Für Markus Grabka vom DIW ist indes der wichtigste Effekt des Mindestlohns der Rückgang von Minijobs. Doch hat dies keineswegs zu mehr Arbeitslosigkeit geführt, wie Wirtschaftslobbyisten vor der Einführung gewarnt hatten. Schließlich wurde der Effekt durch mehr sozialversicherungspflichtige Jobs kompensiert. »Wenn am Ende mehr und bessere Jobs herauskommen, dann ist das positiv«, so Grabkas Fazit. Er sieht den Mindestlohn als arbeitsmarkt- und sozialpolitisch notwendig an. »Allerdings hält sich sein ökonomischer Effekt in Grenzen«.

Das DIW veröffentlichte diese Woche eine Studie, derzufolge der Mindestlohn zwar zu einem spürbaren Anstieg bei den niedrigen Stundenlöhnen geführt hat. Am Ende des Monats haben jedoch Geringverdiener kaum mehr in der Tasche, weil sich gleichzeitig ihre Arbeitszeit verkürzt hat. Eine mögliche Erklärung des DIW dafür: Um die durch den Mindestlohn gestiegenen Arbeitskosten zu senken, haben die Arbeitgeber ihren Beschäftigten eine Reduzierung der Arbeitsstunden aufgezwungen.

Unterdessen sieht das gewerkschaftsnahe Institut für Makroökonomie und Konjunkturforschung (IMK) für die gesamte Wirtschaft einen positiven Effekt. Einer diese Woche veröffentlichten IMK-Studie zufolge ist das Bruttoinlandsprodukt mit Mindestlohn um 0,25 Prozent höher als ohne, weil nicht nur Geringverdiener von der gesetzlichen Lohnuntergrenze profitieren, sondern alle Beschäftigten. Dies kurbelt den privaten Konsum an, was wiederum zu Wirtschaftswachstum führt.
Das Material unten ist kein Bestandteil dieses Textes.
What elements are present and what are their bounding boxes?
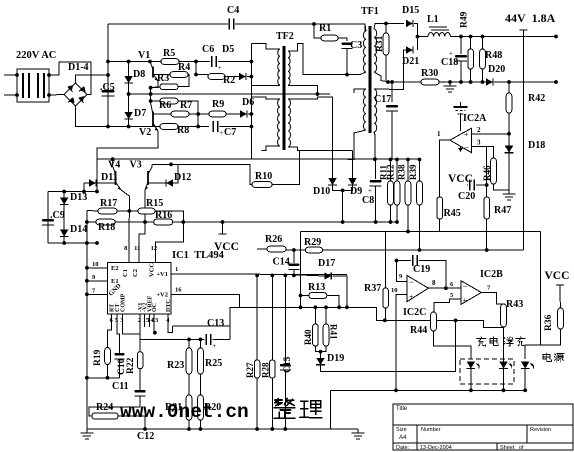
resistor R44: [431, 312, 437, 331]
inductor L1: [429, 27, 449, 30]
junction: [250, 125, 254, 129]
wire pin1 rail: [171, 273, 347, 276]
wire R2 to D5: [225, 76, 239, 78]
wire C5 column: [107, 24, 109, 127]
junction: [299, 294, 303, 298]
diode D11: [89, 179, 96, 186]
capacitor C19: [413, 255, 418, 266]
wire R7 to R9: [189, 113, 209, 115]
capacitor C8: [370, 180, 382, 183]
junction: [384, 22, 388, 26]
diode D7: [124, 112, 133, 119]
resistor R21: [186, 395, 192, 420]
junction: [95, 241, 99, 245]
wire R24 right: [118, 416, 145, 429]
junction: [394, 388, 398, 392]
junction: [250, 112, 254, 116]
junction: [255, 274, 259, 278]
svg-text:10: 10: [92, 261, 99, 268]
wire R40R41 join: [315, 346, 326, 352]
TF1 secondary upper: [374, 29, 377, 72]
dashed indicator box: [460, 359, 514, 384]
junction: [554, 35, 558, 39]
junction: [250, 60, 254, 64]
svg-text:+: +: [409, 293, 414, 302]
junction: [194, 60, 198, 64]
ground: [449, 82, 451, 86]
junction: [395, 158, 399, 162]
wire C10 col: [119, 352, 121, 354]
resistor R8: [160, 124, 178, 130]
junction: [111, 157, 115, 161]
resistor R27: [254, 360, 260, 378]
wire R40 col: [314, 307, 316, 324]
wire C2 pin up: [139, 222, 145, 263]
wire rail250 start: [257, 248, 267, 250]
wire TF2 prim upper bot: [251, 84, 280, 86]
wire D6 to node: [248, 113, 251, 115]
svg-text:R45: R45: [444, 208, 461, 219]
wire TF2 sec lower bot: [288, 147, 353, 151]
resistor R41: [323, 324, 329, 346]
junction: [127, 92, 131, 96]
wire pin1 to D17: [294, 275, 325, 276]
junction: [324, 305, 328, 309]
wire D10 drop: [342, 190, 344, 222]
resistor R15: [138, 208, 155, 214]
svg-text:C20: C20: [458, 191, 475, 202]
junction: [554, 80, 558, 84]
wire bottom rail: [87, 428, 358, 430]
wire base rail y61: [108, 61, 196, 63]
capacitor C11: [135, 390, 146, 393]
wire TF2 node column: [250, 44, 252, 160]
wire C14 bot: [293, 269, 295, 274]
diode D21: [406, 46, 413, 53]
diode D6: [240, 110, 247, 117]
wire C9 column: [47, 192, 49, 244]
junction: [255, 427, 259, 431]
svg-text:R37: R37: [364, 283, 381, 294]
AC line filter T0: [17, 69, 49, 102]
junction: [196, 112, 200, 116]
svg-text:+: +: [219, 129, 223, 137]
junction: [389, 220, 393, 224]
wire rail82 mid: [439, 81, 486, 83]
svg-text:C3: C3: [350, 40, 362, 51]
diode D5: [239, 73, 246, 80]
wire rail211 right: [155, 211, 183, 222]
svg-text:R23: R23: [167, 360, 184, 371]
wire R11 down: [390, 205, 392, 222]
wire COMP to R22: [122, 314, 140, 352]
svg-text:D7: D7: [134, 108, 146, 119]
junction: [406, 230, 410, 234]
junction: [250, 75, 254, 79]
wire TF2 sec upper bot: [288, 85, 317, 94]
svg-text:+: +: [212, 342, 216, 350]
wire D15 out: [414, 24, 418, 51]
terminal marker: [520, 30, 528, 37]
wire x540 drop: [540, 232, 542, 346]
wire V3 emitter: [144, 190, 146, 222]
svg-text:R31: R31: [375, 35, 385, 52]
wire IC2A minus in: [471, 146, 486, 185]
resistor R40: [313, 324, 319, 346]
wire TF1 prim bot: [347, 72, 366, 75]
wire D11 cathode: [96, 182, 116, 184]
wire rail222 right: [173, 221, 397, 223]
wire TF1 leftlower bot: [348, 130, 366, 160]
svg-text:R3: R3: [157, 73, 169, 84]
svg-text:Title: Title: [396, 406, 408, 412]
junction: [95, 190, 99, 194]
junction: [292, 274, 296, 278]
svg-text:VCC: VCC: [149, 263, 156, 277]
wire IC2C minus: [397, 261, 408, 282]
wire R9 to D6: [226, 113, 240, 115]
wire TF1 sec upper top: [374, 24, 404, 30]
junction: [374, 220, 378, 224]
wire R31 bottom: [385, 55, 387, 81]
resistor R6: [160, 98, 178, 104]
junction: [194, 73, 198, 77]
wire IC2C out: [428, 287, 461, 289]
wire C18 down: [460, 61, 462, 82]
wire AC in top: [4, 74, 17, 76]
wire R36 bot: [525, 329, 560, 359]
wire LED rail to gnd: [330, 390, 332, 429]
junction: [181, 220, 185, 224]
wire C19 loop left: [397, 260, 412, 262]
svg-text:R9: R9: [212, 99, 224, 110]
wire R36 top: [559, 295, 562, 308]
wire R27 bot: [256, 378, 258, 429]
svg-text:−: −: [464, 143, 469, 153]
wire LED2 bot: [503, 369, 505, 391]
resistor R18: [96, 219, 115, 225]
svg-text:R27: R27: [245, 362, 255, 378]
svg-text:C8: C8: [362, 195, 374, 206]
TF1 secondary lower: [374, 89, 377, 132]
wire bridge top out: [76, 75, 109, 83]
wire bridge bottom out: [76, 106, 109, 127]
wire -V2 stub: [144, 314, 146, 327]
wire vert x300 lower: [300, 296, 302, 308]
resistor R10: [252, 182, 272, 188]
resistor R17: [98, 208, 117, 214]
svg-text:C14: C14: [273, 257, 290, 268]
svg-text:R48: R48: [485, 50, 502, 61]
wire D8 column: [128, 62, 130, 127]
svg-text:D5: D5: [222, 44, 234, 55]
svg-text:+: +: [463, 296, 468, 305]
wire R23 col: [188, 339, 190, 348]
wire IC2A plus in: [471, 133, 509, 135]
wire R13 left: [301, 295, 309, 297]
junction: [148, 60, 152, 64]
junction: [507, 132, 511, 136]
wire C3 down: [346, 49, 348, 75]
resistor R4: [170, 72, 188, 78]
svg-text:1: 1: [175, 266, 178, 273]
wire D5 to node: [247, 76, 251, 78]
wire R46 bot: [494, 184, 510, 190]
svg-text:R22: R22: [126, 357, 136, 374]
junction: [507, 80, 511, 84]
resistor R16: [154, 219, 173, 225]
wire C6 to node: [218, 61, 251, 63]
junction: [341, 220, 345, 224]
wire C1 pin up: [128, 211, 130, 263]
svg-text:R29: R29: [304, 237, 321, 248]
wire -V1 wire: [139, 314, 141, 339]
wire R3-R4 join: [178, 75, 189, 87]
wire gnd link y378: [87, 377, 120, 379]
junction: [454, 319, 458, 323]
wire TF1 sec lower top: [374, 50, 406, 90]
junction: [386, 80, 390, 84]
diode D18: [505, 146, 514, 153]
wire TF2 sec lower top: [288, 97, 333, 178]
wire IC2B plus: [434, 299, 461, 314]
wire R28 bot: [271, 378, 273, 429]
svg-text:8: 8: [432, 279, 436, 287]
svg-text:D12: D12: [174, 172, 191, 183]
wire TF1 leftlower top: [354, 89, 366, 93]
svg-text:16: 16: [175, 286, 182, 293]
IC U1 TL494 body: [108, 263, 172, 315]
junction: [47, 93, 51, 97]
wire C17 column: [391, 82, 393, 102]
label charge: [477, 337, 499, 346]
wire R3 left: [151, 87, 160, 88]
wire R48 top: [482, 37, 484, 50]
svg-text:C15: C15: [283, 356, 293, 373]
svg-text:C1: C1: [122, 269, 129, 277]
junction: [314, 305, 318, 309]
junction: [319, 350, 323, 354]
wire C8 down: [375, 186, 377, 222]
TF2 secondary lower: [288, 99, 290, 147]
svg-text:R39: R39: [408, 164, 418, 180]
svg-text:Number: Number: [421, 427, 441, 433]
svg-text:D15: D15: [402, 5, 419, 16]
svg-text:3: 3: [477, 139, 481, 147]
wire R49 top: [470, 37, 472, 50]
junction: [106, 125, 110, 129]
wire gnd to IC2A: [460, 113, 462, 131]
op-amp IC2B: [461, 281, 481, 305]
junction: [187, 427, 191, 431]
resistor R3: [160, 84, 178, 90]
wire R38 down: [407, 205, 409, 232]
resistor R1: [321, 35, 338, 41]
resistor R45: [437, 197, 443, 219]
junction: [485, 248, 489, 252]
svg-text:Size: Size: [396, 427, 407, 433]
svg-text:R1: R1: [319, 23, 331, 34]
svg-text:+V1: +V1: [156, 271, 168, 278]
junction: [283, 274, 287, 278]
junction: [345, 305, 349, 309]
svg-text:R47: R47: [494, 205, 511, 216]
diode D9: [348, 178, 357, 185]
svg-text:R28: R28: [261, 362, 271, 378]
svg-text:220V AC: 220V AC: [16, 50, 56, 61]
wire R48 bot: [482, 69, 484, 82]
wire rail250 right: [323, 249, 524, 251]
op-amp IC2C: [407, 276, 428, 302]
wire D11 anode: [84, 182, 89, 184]
junction: [448, 80, 452, 84]
junction: [395, 220, 399, 224]
bridge rectifier D1-4: [64, 83, 87, 106]
resistor R20: [198, 395, 204, 420]
svg-text:10: 10: [391, 287, 398, 294]
wire right vert x524: [523, 37, 525, 251]
svg-text:D18: D18: [528, 140, 545, 151]
wire CT to C10: [117, 314, 120, 352]
svg-text:R13: R13: [308, 282, 325, 293]
wire rail y94: [129, 93, 151, 95]
wire R22 to C11: [139, 369, 141, 390]
wire D9 top: [352, 151, 354, 179]
svg-text:R26: R26: [265, 234, 282, 245]
wire xfmr to bridge top: [49, 62, 91, 95]
wire TF1 sec lower bot: [374, 132, 375, 160]
wire TF2 prim upper top: [251, 44, 280, 49]
junction: [502, 388, 506, 392]
junction: [85, 292, 89, 296]
junction: [143, 220, 147, 224]
junction: [106, 60, 110, 64]
svg-text:+: +: [218, 64, 222, 72]
wire R19 bot: [107, 365, 109, 378]
svg-text:D17: D17: [318, 258, 335, 269]
capacitor C7: [213, 121, 218, 132]
svg-text:C7: C7: [224, 127, 236, 138]
wire rail y94b: [151, 93, 330, 95]
wire R4 to R2: [196, 74, 208, 76]
wire V1 emitter: [151, 81, 158, 94]
junction: [106, 73, 110, 77]
ground bottom left: [86, 429, 88, 433]
diode D13: [60, 198, 69, 205]
wire D19 out: [321, 320, 456, 371]
wire IC2A out: [440, 140, 450, 197]
wire R47 down: [486, 219, 488, 250]
junction: [199, 338, 203, 342]
wire DTC to C13 loop: [168, 314, 172, 333]
wire C6 line: [196, 61, 210, 63]
resistor R48: [480, 49, 486, 69]
capacitor C13: [206, 334, 211, 345]
svg-text:C18: C18: [441, 57, 458, 68]
wire R21 bot: [188, 420, 190, 429]
TF2 primary upper: [278, 49, 280, 85]
junction: [444, 286, 448, 290]
op-amp IC2A: [450, 128, 472, 152]
svg-text:D20: D20: [488, 64, 505, 75]
svg-text:D10: D10: [313, 186, 330, 197]
capacitor C18: [455, 55, 467, 58]
svg-text:R43: R43: [506, 299, 523, 310]
svg-text:−: −: [409, 277, 414, 287]
wire C13 line: [140, 338, 205, 340]
wire TF1 sec upper bot: [374, 72, 390, 82]
svg-text:2: 2: [477, 126, 481, 134]
svg-text:Sheet of: Sheet of: [500, 445, 524, 451]
ground above IC2A: [460, 102, 462, 107]
junction: [469, 35, 473, 39]
capacitor C4: [229, 19, 234, 30]
wire rail211 mid: [117, 210, 138, 212]
svg-text:C11: C11: [112, 381, 129, 392]
junction: [85, 220, 89, 224]
svg-text:R49: R49: [460, 11, 470, 28]
junction: [292, 248, 296, 252]
wire R13 right: [327, 296, 339, 308]
wire rail307 left hook: [230, 307, 240, 326]
diode D12: [166, 179, 173, 186]
wire IC2B out: [481, 293, 503, 305]
junction: [270, 427, 274, 431]
TF1 primary: [363, 31, 366, 72]
svg-text:D1-4: D1-4: [68, 62, 89, 73]
wire VCC-C20: [467, 184, 468, 186]
wire IC pin 10: [87, 267, 108, 269]
wire R27 col: [256, 275, 258, 360]
resistor R42: [506, 93, 512, 113]
transformer TF2 core: [283, 46, 286, 150]
watermark zhengli: [274, 399, 322, 419]
junction: [283, 427, 287, 431]
svg-text:R4: R4: [178, 62, 190, 73]
diode D10: [328, 178, 337, 185]
wire vert x300: [300, 232, 302, 296]
transistor V3: [145, 164, 152, 190]
svg-text:C12: C12: [137, 431, 154, 442]
wire R39 down: [419, 205, 421, 250]
wire xfmr to bridge left: [49, 94, 64, 97]
svg-text:R30: R30: [421, 68, 438, 79]
svg-text:OC: OC: [152, 303, 158, 312]
wire D17 out: [332, 276, 347, 307]
junction: [312, 22, 316, 26]
wire AC in bottom: [4, 94, 17, 96]
resistor R11: [388, 181, 394, 205]
wire R12 down: [396, 205, 398, 222]
resistor R31: [383, 33, 389, 55]
resistor R19: [105, 348, 111, 365]
wire R43 to LED2: [503, 327, 505, 363]
resistor R36: [558, 308, 564, 329]
wire R44 bot: [434, 331, 471, 359]
svg-text:R46: R46: [482, 165, 492, 181]
svg-text:R38: R38: [397, 164, 407, 180]
junction: [196, 125, 200, 129]
ground bottom mid: [357, 429, 359, 433]
resistor R29: [306, 247, 323, 253]
wire D10-D9 join: [333, 185, 353, 190]
wire rail y159: [97, 158, 420, 160]
title block frame: [393, 404, 573, 450]
resistor R46: [491, 158, 497, 184]
wire R31 top: [385, 24, 387, 34]
svg-text:IC1 TL494: IC1 TL494: [172, 250, 225, 261]
wire R4 base: [153, 74, 170, 76]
Dabei sieht IMK-Chef Gustav Horn keinen direkten Widerspruch zwischen den Erkenntnissen seines In- stituts und denen des DIW. So haben die DIW-Forscher Horn zufolge die Effekte auf die einkommensschwächsten zehn Prozent untersucht, während die IMK-Ökonomen. die Gesamtwirtschaft im Blick haben. Auch Horn sieht, dass die Unternehmen die Stundenzahl bei Minijobs reduziert haben, um diese als Minijobs mit maximal 450 Euro zu erhalten. »Im Rest der Wirtschaft ist dies nicht der Fall und folglich steigen die Einkommen«, so Horn.